Ik heb de volgende vragen. Klopt die ongelijkheid? Bent u daarvan op de hoogte? Wat is uw houding hiertegenover? Welke oplossingen kunnen er binnen welke termijn naar voren geschoven worden, opdat het vliegend personeel gelijk zou worden gesteld, ongeacht of men van de luchtcomponent of de landcomponent afkomstig is?

 

11.02 Minister Pieter De Crem: Collega, wat deze vraag betreft, bent u voor 10 procent goed ingelicht.

 

De beslissing om het korps Licht Vliegwezen onder te brengen bij de luchtmacht werd in 2004 genomen. Sindsdien worden de nieuwe piloten enkel nog aangeworven onder het statuut van het varend personeel van de luchtmacht. Bijgevolg heeft het korps een uitdovend karakter. In september 2007 werd het korps definitief overgeheveld van de landmacht naar de luchtmacht. De wedden en de luchtvaarttoelagen van de piloten zijn reeds gelijkgesteld met die van het korps van het varend personeel van de luchtmacht.

 

Er bestaat dus geen onderscheid op geldelijk vlak.

 

Wat de pensioenleeftijd betreft, heb ik erover gewaakt dat er ook op dat vlak geen onderscheid meer zal bestaan.

 

Het laatste overblijvende verschil op vlak van de loopbaan houdt verband met de vereiste anciënniteit voor de bevordering tot de graad van luitenant. Dat verschil zal kunnen worden weggewerkt na een overgangsperiode, die gekoppeld is aan de opvang van het grote aantal onderofficieren-piloten dat overging naar het statuut van officier.

 

11.03  Hilde Vautmans (Open Vld): Dank u wel.

 

Mijn vraag gaat specifiek over die versnelde bevordering. Ik heb niet gezegd dat zij een verschillend loon hebben.

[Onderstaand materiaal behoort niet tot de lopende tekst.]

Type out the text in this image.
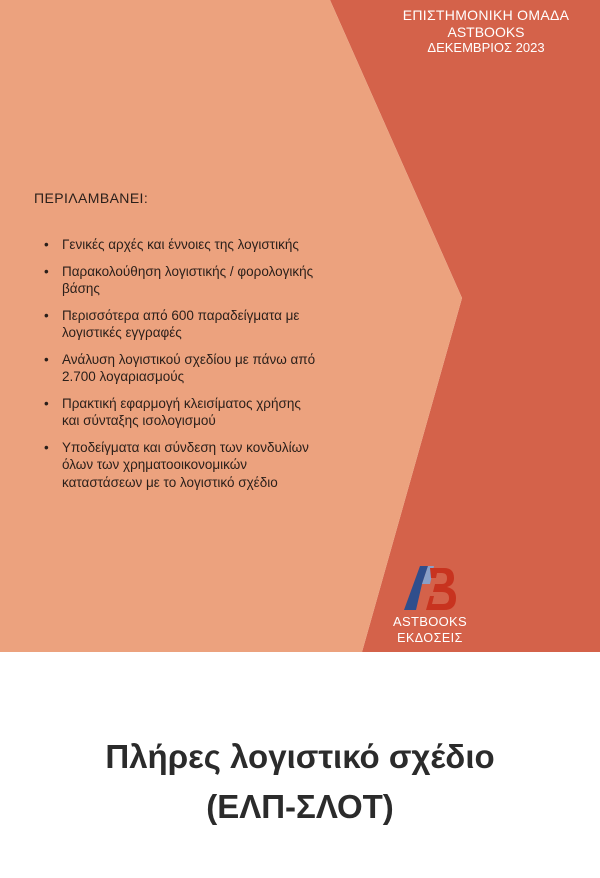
ΕΠΙΣΤΗΜΟΝΙΚΗ ΟΜΑΔΑ
ASTBOOKS
ΔΕΚΕΜΒΡΙΟΣ 2023
ΠΕΡΙΛΑΜΒΑΝΕΙ:
• Γενικές αρχές και έννοιες της λογιστικής
• Παρακολούθηση λογιστικής / φορολογικής
βάσης
• Περισσότερα από 600 παραδείγματα με
λογιστικές εγγραφές
• Ανάλυση λογιστικού σχεδίου με πάνω από
2.700 λογαριασμούς
• Πρακτική εφαρμογή κλεισίματος χρήσης
και σύνταξης ισολογισμού
• Υποδείγματα και σύνδεση των κονδυλίων
όλων των χρηματοοικονομικών
καταστάσεων με το λογιστικό σχέδιο
ASTBOOKS
ΕΚΔΟΣΕΙΣ
Πλήρες λογιστικό σχέδιο
(ΕΛΠ-ΣΛΟΤ)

Het gaat om de versnelde bevordering. Voor hen is het wel een probleem. U erkent trouwens dat dat probleem nog overblijft.

 

Ik wil u enkel vragen dat u dat goed bekijkt en er een oplossing voor biedt. Ik meen dat, wanneer het lichte vliegwezen volledig bij de luchtcomponent wordt ondergebracht, het nogal wiedes is dat iedereen daar gelijk wordt behandeld. U weet ook dat wanneer mensen, of het nu in een ziekenhuis is, of in het parlement, of in een militaire context, dezelfde job uitoefenen maar met een verschillend statuut of met verschillende voordelen, dat altijd wrevel creëert. Dat is niet goed voor de werking van de dienst.

 

Mag ik op u rekenen dat u het goed bekijkt? Ik wil de specifieke informatie die ik kreeg – anoniem natuurlijk – aan u doorgeven. Ik wil vragen dat u het overblijvende probleem zo snel mogelijk probeert op te lossen.

 

11.04 Minister Pieter De Crem: Wat light aviation betreft, zijn de ongelijkheden, – ik zeg het gewoon, zonder tremolo – die niet door mij zijn gecreëerd, voor het overgrote deel reeds weggewerkt. Ook het laatste wordt weggewerkt.

 

11.05  Hilde Vautmans (Open Vld): Ook dat specifieke probleem? Dank u.

 

Het incident is gesloten.

L'incident est clos.

 

De openbare commissievergadering wordt gesloten om 12.08 uur.

La réunion publique de commission est levée à 12.08 heures.